Yiddish is the vernacular language used by Jews in central and eastern Europe. It is based on German and Hebrew with liberal borrowings from modern Slav languages. It still has some 200,000 speakers, mainly in the United States, Israel, and Russia.
During mass emigration to the United States at the end of the 19th century, the Jews of East Europe took their beygel to New York City where it was soon accepted by the local population.
But as Americans like to simplify spelling when possible, the name underwent another change: it was now written as ‘bagel’ and pronounced ‘bay-gel’ with a hard ‘g’.
The bagel became one of the staple foods of New York City Jews but was also much appreciated by the non-Jewish population, especially the customers of the city’s famous delis.
Bagels crossed the Atlantic at the start of the 20th century and could be bought in London’s Jewish districts. But they never took off as they did in New York City.
Londoners who wanted bagels had to go to Jewish bakeries in Whitechapel, Aldgate and Stepney, where they were often advertised in shop windows as ‘beigels’.
Bagels were a bit of a mystery for most British people until the early 1990s when there was a surge in their popularity all over the world. Bagels were so trendy six years later they were readily available in most major English cities and in other European countries.
This was when you could buy them for the first time in Mallorca. They were at Nice Price and other outlets that stock British products. I also saw them in those days at El Corte Inglés, Mercadona and Carrefour.
The ingredients that go into bagels are common enough: flour, butter, egg yolk, sugar and yeast. But bagels differ from other bread rolls in the way they are cooked.
After bagels have been shaped with the traditional hole in the middle, they are plunged into boiling water for 60-90 seconds. They are then baked in an oven for 20-30 minutes, depending on their size.
This initial boiling, known in the trade as flash-boiling, is absolutely essential in the making of an authentic bagel. It is done to gelatinise some of the starch in the dough, thus changing the density of the finished bagel.

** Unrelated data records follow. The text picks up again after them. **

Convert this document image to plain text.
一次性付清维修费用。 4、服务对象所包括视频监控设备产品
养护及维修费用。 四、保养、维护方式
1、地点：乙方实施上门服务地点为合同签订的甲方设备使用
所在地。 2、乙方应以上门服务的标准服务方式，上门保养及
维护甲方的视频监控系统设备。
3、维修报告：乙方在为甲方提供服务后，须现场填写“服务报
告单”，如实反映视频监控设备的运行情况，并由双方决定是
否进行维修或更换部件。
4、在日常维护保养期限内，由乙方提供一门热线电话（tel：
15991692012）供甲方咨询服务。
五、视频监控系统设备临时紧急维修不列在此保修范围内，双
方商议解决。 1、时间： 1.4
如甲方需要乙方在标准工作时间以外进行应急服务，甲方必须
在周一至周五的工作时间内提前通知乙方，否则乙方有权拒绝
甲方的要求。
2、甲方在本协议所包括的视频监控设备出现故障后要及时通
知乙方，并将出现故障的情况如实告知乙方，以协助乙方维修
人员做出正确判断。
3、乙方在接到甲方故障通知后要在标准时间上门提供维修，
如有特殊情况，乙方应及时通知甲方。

It is thanks to the flash-boiling that the bagel has its characteristic chewy interior, with the oven baking giving it a brown glossy finish with a touch of crispness.

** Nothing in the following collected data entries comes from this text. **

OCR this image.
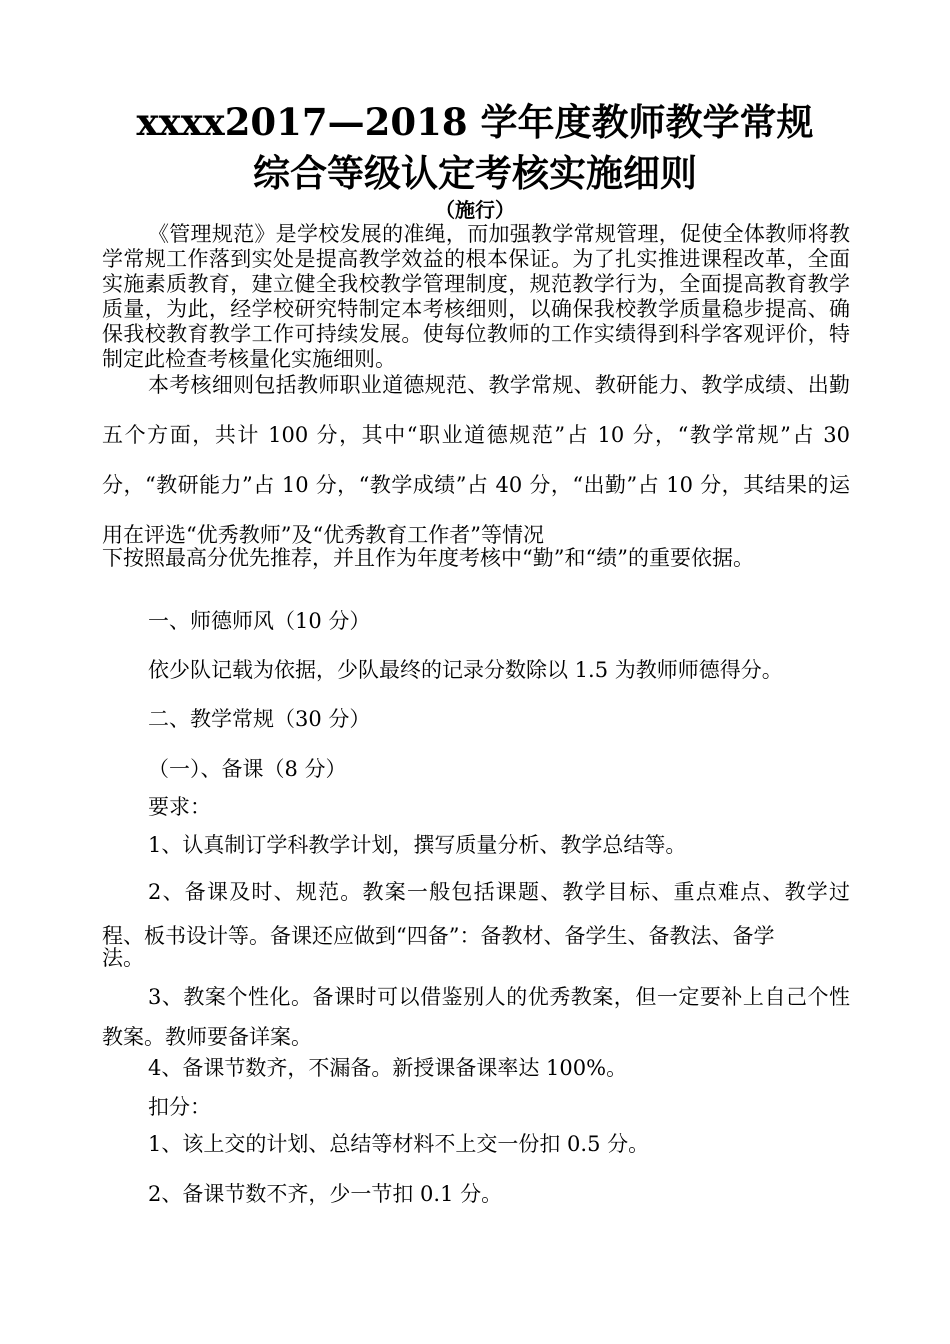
xxxx2017—2018 学年度教师教学常规
综合等级认定考核实施细则
（施行）
《管理规范》是学校发展的准绳，而加强教学常规管理，促使全体教师将教学常规工作落到实处是提高教学效益的根本保证。为了扎实推进课程改革，全面实施素质教育，建立健全我校教学管理制度，规范教学行为，全面提高教育教学质量，为此，经学校研究特制定本考核细则，以确保我校教学质量稳步提高、确保我校教育教学工作可持续发展。使每位教师的工作实绩得到科学客观评价，特制定此检查考核量化实施细则。
本考核细则包括教师职业道德规范、教学常规、教研能力、教学成绩、出勤五个方面，共计 100 分，其中“职业道德规范”占 10 分，“教学常规”占 30 分，“教研能力”占 10 分，“教学成绩”占 40 分，“出勤”占 10 分，其结果的运用在评选“优秀教师”及“优秀教育工作者”等情况
下按照最高分优先推荐，并且作为年度考核中“勤”和“绩”的重要依据。
一、师德师风（10 分）
依少队记载为依据，少队最终的记录分数除以 1.5 为教师师德得分。
二、教学常规（30 分）
（一）、备课（8 分）
要求：
1、认真制订学科教学计划，撰写质量分析、教学总结等。
2、备课及时、规范。教案一般包括课题、教学目标、重点难点、教学过程、板书设计等。备课还应做到“四备”：备教材、备学生、备教法、备学
法。
3、教案个性化。备课时可以借鉴别人的优秀教案，但一定要补上自己个性教案。教师要备详案。
4、备课节数齐，不漏备。新授课备课率达 100%。
扣分：
1、该上交的计划、总结等材料不上交一份扣 0.5 分。
2、备课节数不齐，少一节扣 0.1 分。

Some breads and other baked goods, including Majorca’s ensaimada, are sprayed with water before going into the oven to produce the same result, but to a much lesser extent. The flash-boiling of bagels gelatinises more starch and a thicker crust is formed.

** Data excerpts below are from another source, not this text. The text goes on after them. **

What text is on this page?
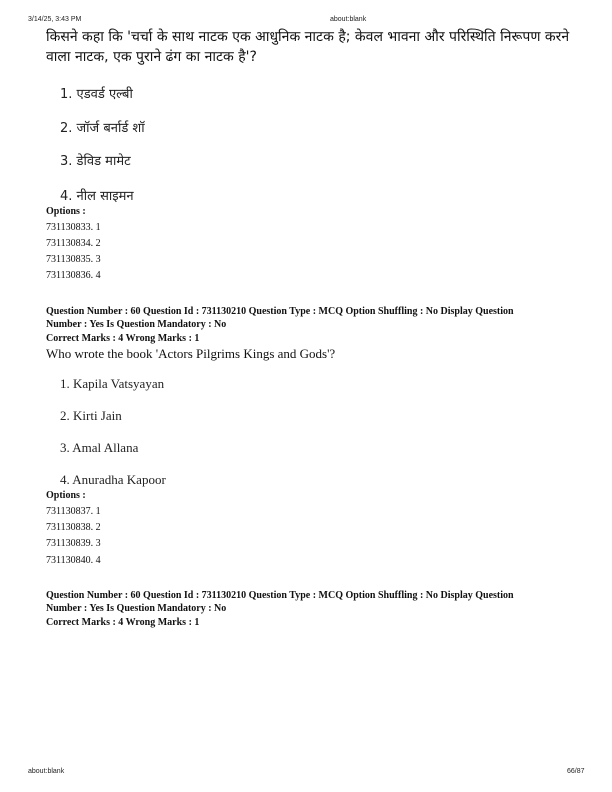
3/14/25, 3:43 PM	about:blank
किसने कहा कि 'चर्चा के साथ नाटक एक आधुनिक नाटक है; केवल भावना और परिस्थिति निरूपण करने वाला नाटक, एक पुराने ढंग का नाटक है'?
1. एडवर्ड एल्बी
2. जॉर्ज बर्नार्ड शॉ
3. डेविड मामेट
4. नील साइमन
Options :
731130833. 1
731130834. 2
731130835. 3
731130836. 4
Question Number : 60 Question Id : 731130210 Question Type : MCQ Option Shuffling : No Display Question
Number : Yes Is Question Mandatory : No
Correct Marks : 4 Wrong Marks : 1
Who wrote the book 'Actors Pilgrims Kings and Gods'?
1. Kapila Vatsyayan
2. Kirti Jain
3. Amal Allana
4. Anuradha Kapoor
Options :
731130837. 1
731130838. 2
731130839. 3
731130840. 4
Question Number : 60 Question Id : 731130210 Question Type : MCQ Option Shuffling : No Display Question
Number : Yes Is Question Mandatory : No
Correct Marks : 4 Wrong Marks : 1
about:blank	66/87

So if you’re new to bagels don’t expect a light silky texture when you bite into one. Instead, it will be satisfyingly chewy, the touch that connoisseurs treasure. It’s akin to the al dente bite that Italians look for in pasta.
You can eat bagels as they come but they are better when toasted and eaten while still warm. Toasted bagels always have a better texture.
Despite its long pedigree and its particular shape, a bagel is simply another kind of bread roll, so it can accommodate a wide variety of fillings. But one of them is traditionally Jewish and that’s the one most people adore: Philadelphia cheese and smoked salmon.
Philadelphia cheese is more of a texture than a taste, but it absorbs the flavours of other ingredients. When Philadelphia was used as a spread for bagels, it was an instant hit.
With a smoked salmon topping it soon became the favourite Jewish way of eating a bagel because it conformed nicely with Jewish dietary laws, which ban the mixing of meat and dairy products.
The pairing of Philadelphia cheese and toasted bagels was so successful that Kraft, the makers of Philadelphia cheese, took over the main American bagel manufacturers in 1948 so they could have their own bagels for their cream cheese.
Bagels slit through the middle and toasted are also delicious when simply spread with lots of butter, honey or jam. Cheese and ham also make a good filling, although the ham isn’t kosher. They are also very special with pink roast beef or rare entrecôte steak cut into slivers.